Konser yang dikunjungi oleh beberapa tokoh seperti penata panggung Ole Senja Bahtiar, Jay Subiakto dan putra Chrisye, Pasha Chrismansyah ini menampilkan rekaman gambar maupun suara asli pelantun Kala Cinta Menggoda di 1994-2007.
Suasana semakin hangat ketika mendengar sapaan Chrisye dari speaker dan layar. " Assalamualaikum, selamat malam, bersama teman saya Erwin Gutawa. Siap goyang ya, siap nyanyi" .

Semusim yang dibawakan dengan gaya medley rock n roll menjadi lagu pembuka konser tersebut.

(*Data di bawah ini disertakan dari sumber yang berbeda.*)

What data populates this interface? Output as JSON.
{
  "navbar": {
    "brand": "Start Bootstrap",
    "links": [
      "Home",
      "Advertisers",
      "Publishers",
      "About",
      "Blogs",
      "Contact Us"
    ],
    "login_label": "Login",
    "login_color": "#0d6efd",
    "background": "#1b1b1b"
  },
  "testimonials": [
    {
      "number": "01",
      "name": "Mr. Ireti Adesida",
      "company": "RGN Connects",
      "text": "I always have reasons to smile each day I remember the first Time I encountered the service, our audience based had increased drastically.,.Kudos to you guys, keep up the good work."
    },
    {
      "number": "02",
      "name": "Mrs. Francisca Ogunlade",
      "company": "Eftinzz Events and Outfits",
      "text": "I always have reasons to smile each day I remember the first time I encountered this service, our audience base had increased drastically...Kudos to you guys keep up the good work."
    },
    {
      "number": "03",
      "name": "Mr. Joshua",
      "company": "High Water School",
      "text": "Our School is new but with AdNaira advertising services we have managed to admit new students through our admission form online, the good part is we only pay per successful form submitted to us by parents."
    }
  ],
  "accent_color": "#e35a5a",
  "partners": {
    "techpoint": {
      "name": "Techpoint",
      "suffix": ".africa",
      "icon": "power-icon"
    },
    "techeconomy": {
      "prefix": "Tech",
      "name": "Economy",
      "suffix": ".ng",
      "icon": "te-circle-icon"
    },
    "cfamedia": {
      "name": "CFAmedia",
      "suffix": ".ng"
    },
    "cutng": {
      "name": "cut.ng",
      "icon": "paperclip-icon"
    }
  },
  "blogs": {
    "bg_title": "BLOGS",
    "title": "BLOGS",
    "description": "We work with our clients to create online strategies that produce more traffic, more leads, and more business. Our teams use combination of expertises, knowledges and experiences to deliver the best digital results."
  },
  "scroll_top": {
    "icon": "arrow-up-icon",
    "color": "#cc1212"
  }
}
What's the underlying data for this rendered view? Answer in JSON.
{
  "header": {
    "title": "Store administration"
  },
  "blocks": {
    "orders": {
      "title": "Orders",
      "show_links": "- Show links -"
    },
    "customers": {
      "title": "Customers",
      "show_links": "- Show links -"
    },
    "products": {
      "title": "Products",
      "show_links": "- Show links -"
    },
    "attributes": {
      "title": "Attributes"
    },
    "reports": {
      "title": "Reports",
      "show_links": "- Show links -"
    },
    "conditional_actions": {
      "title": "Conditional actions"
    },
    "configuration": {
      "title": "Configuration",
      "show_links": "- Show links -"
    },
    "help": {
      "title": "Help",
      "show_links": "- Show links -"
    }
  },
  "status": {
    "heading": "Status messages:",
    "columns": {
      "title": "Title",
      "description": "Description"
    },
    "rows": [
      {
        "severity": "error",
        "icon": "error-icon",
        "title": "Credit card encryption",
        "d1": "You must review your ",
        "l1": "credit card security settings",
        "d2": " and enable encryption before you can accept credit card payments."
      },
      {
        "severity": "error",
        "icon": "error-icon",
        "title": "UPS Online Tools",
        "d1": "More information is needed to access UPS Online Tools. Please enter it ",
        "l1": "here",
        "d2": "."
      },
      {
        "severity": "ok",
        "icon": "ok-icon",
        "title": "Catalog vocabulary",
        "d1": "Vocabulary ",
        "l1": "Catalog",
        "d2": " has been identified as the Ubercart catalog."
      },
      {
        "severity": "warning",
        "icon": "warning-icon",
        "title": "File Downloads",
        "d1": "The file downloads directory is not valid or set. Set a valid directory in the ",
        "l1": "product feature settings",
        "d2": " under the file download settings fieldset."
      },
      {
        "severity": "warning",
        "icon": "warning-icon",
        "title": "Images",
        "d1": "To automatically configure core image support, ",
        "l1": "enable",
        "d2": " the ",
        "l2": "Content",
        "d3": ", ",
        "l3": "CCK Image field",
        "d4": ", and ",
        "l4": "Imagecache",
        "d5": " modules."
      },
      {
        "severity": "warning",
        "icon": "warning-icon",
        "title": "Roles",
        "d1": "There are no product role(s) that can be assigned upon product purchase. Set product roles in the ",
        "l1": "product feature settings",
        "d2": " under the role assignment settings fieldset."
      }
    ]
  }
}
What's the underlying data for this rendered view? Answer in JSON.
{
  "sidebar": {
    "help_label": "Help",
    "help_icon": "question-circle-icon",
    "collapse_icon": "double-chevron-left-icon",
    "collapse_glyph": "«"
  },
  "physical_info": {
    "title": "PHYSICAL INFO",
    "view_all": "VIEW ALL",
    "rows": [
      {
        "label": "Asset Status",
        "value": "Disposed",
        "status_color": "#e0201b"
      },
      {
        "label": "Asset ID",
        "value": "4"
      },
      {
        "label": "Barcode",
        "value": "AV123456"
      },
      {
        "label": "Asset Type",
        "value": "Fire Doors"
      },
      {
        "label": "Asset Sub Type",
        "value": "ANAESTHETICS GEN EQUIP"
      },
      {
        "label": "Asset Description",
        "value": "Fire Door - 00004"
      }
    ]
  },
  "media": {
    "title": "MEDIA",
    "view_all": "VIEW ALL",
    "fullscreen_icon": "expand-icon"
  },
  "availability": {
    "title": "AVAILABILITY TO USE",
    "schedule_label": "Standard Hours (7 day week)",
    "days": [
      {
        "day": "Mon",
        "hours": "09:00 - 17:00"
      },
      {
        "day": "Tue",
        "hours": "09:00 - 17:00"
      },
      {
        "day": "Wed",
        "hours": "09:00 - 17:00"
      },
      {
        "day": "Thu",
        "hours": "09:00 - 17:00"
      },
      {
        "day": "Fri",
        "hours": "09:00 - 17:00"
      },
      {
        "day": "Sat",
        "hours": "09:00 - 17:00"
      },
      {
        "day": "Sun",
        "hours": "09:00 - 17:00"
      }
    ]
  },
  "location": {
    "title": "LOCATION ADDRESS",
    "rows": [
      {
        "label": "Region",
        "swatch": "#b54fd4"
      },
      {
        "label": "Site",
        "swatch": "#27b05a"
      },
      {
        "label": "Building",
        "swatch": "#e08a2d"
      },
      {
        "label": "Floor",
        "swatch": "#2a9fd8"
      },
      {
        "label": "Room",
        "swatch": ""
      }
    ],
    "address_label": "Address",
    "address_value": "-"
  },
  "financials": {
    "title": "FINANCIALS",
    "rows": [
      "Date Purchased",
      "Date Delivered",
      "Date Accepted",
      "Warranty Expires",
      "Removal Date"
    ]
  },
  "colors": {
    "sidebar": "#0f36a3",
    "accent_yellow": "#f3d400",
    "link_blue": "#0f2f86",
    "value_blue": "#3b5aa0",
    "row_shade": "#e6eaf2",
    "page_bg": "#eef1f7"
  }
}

Lalu, dilanjutkan lagu Aku Cinta Dia, Nona Lisa, Hura-Hura, Anak Sekolah yang dibawakan dengan sentuhan dangdut dan Seperti yang Kau Minta.
Gerald Situmorang turut memainkan instrumen gitar pada konser tersebut. Ia menambahkan kesan dreamy dan lengkap pada lagu Angin Malam serta Sendiri yang dibawakan tanpa lirik.
Selanjutnya, komponis 57 tahun ini membawakan lagu Selamat Jalan Kekasih, Untukku dan karya Erwin serta Gita Gutawa setelah 5 tahun Chrisye wafat, yaitu Kidung Abadi.

" Saya menciptakan lagu setelah 5 tahun Chrisye wafat. Berkat teknologi, kami berhasil merangkai 246 suku kata diambil dari master suara asli Chrisye menjadi satu rangkaian nada baru. Liriknya ciptaan Gita Gutawa, musiknya saya, suaranya Chrisye sendiri," jelas Erwin.
Konser tersebut ditutup oleh lagu Kisah Cintaku, Cintaku dan Pergilah Kasih yang berhasil membuat penonton menyalakan blitz dan mengangkat ponselnya ke atas.